Our institution is a specialised rehabilitation and care centre serving veterans with extremity amputations. Treatment by a service that specifically deals with amputees has proven beneficial for both patients and providers. The patient has the benefit of being with individuals who have similar medical problems. An amputee centre allows for the concentration of surgeons, nurses, prosthetists, and physical therapists to provide consistent care for the patients [6]. Gaining experience in the care of patients who have sustained an amputation during battle is essential.

Preservation of functional joints during the first treatment of traumatic amputations of the extremities has great importance for the rehabilitation and application of a prosthesis. King [11] reported that amputation resulting from land mines has a difficult and a different part in war wound treatment. A careful debridement must be performed, and soft tissues with the myoplasty technique must cover the osseous structures.

Neuroma is a non-neoplastic proliferation that occurs at the end of an injured nerve and is usually seen 1–12 months after amputation [7, 16]. Pain associated with a neuroma does not always have a precise topography and is often difficult to distinguish from phantom limb pain. Clinical findings may be normal or may include a soft-tissue mass or pain related to percussion of the stump (Tinel sign). Pain relief with injection of lidocaine in the painful area may help confirm the diagnosis.

Imaging is useful for confirmation and localisation of a painful neuroma. Detection is usually difficult when the neuroma is less than 1 cm. Most radiologically detected neuromas have been reported to measure 1.0–3.5 cm. MR imaging is considered optimal for detection of a neuroma [5, 19, 20].

To prevent neuromas from developing following amputation, the surgeon should cut the nerve and pull it moderately to induce retraction of the nerve ending away from the muscular-cutaneous scar [9, 22]. During the postoperative period, it is also important to mobilise the surgical scar to prevent the scar from adhering to underlying tissues [9, 22].

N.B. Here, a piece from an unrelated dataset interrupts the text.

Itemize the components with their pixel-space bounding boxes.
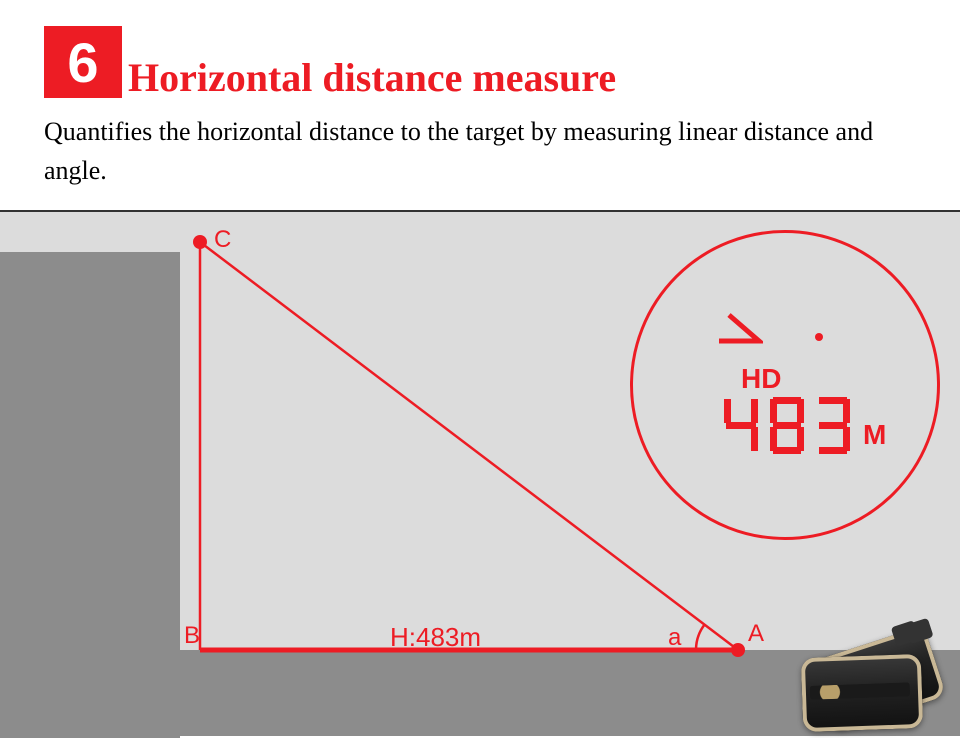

Conservative therapy has been reported to be successful in more than half of affected patients [2, 7, 16]. Corticosteroid therapy, nerve stimulation, or reshaping of the socket may help relieve pain. Resection of a neuroma should be undertaken in cases of persistent pain. In our opinion, painful stump with clinical diagnostic findings of neuroma described above may be regarded as neuroma without requiring any further imaging modalities and may undergo surgery if conservative measures fail.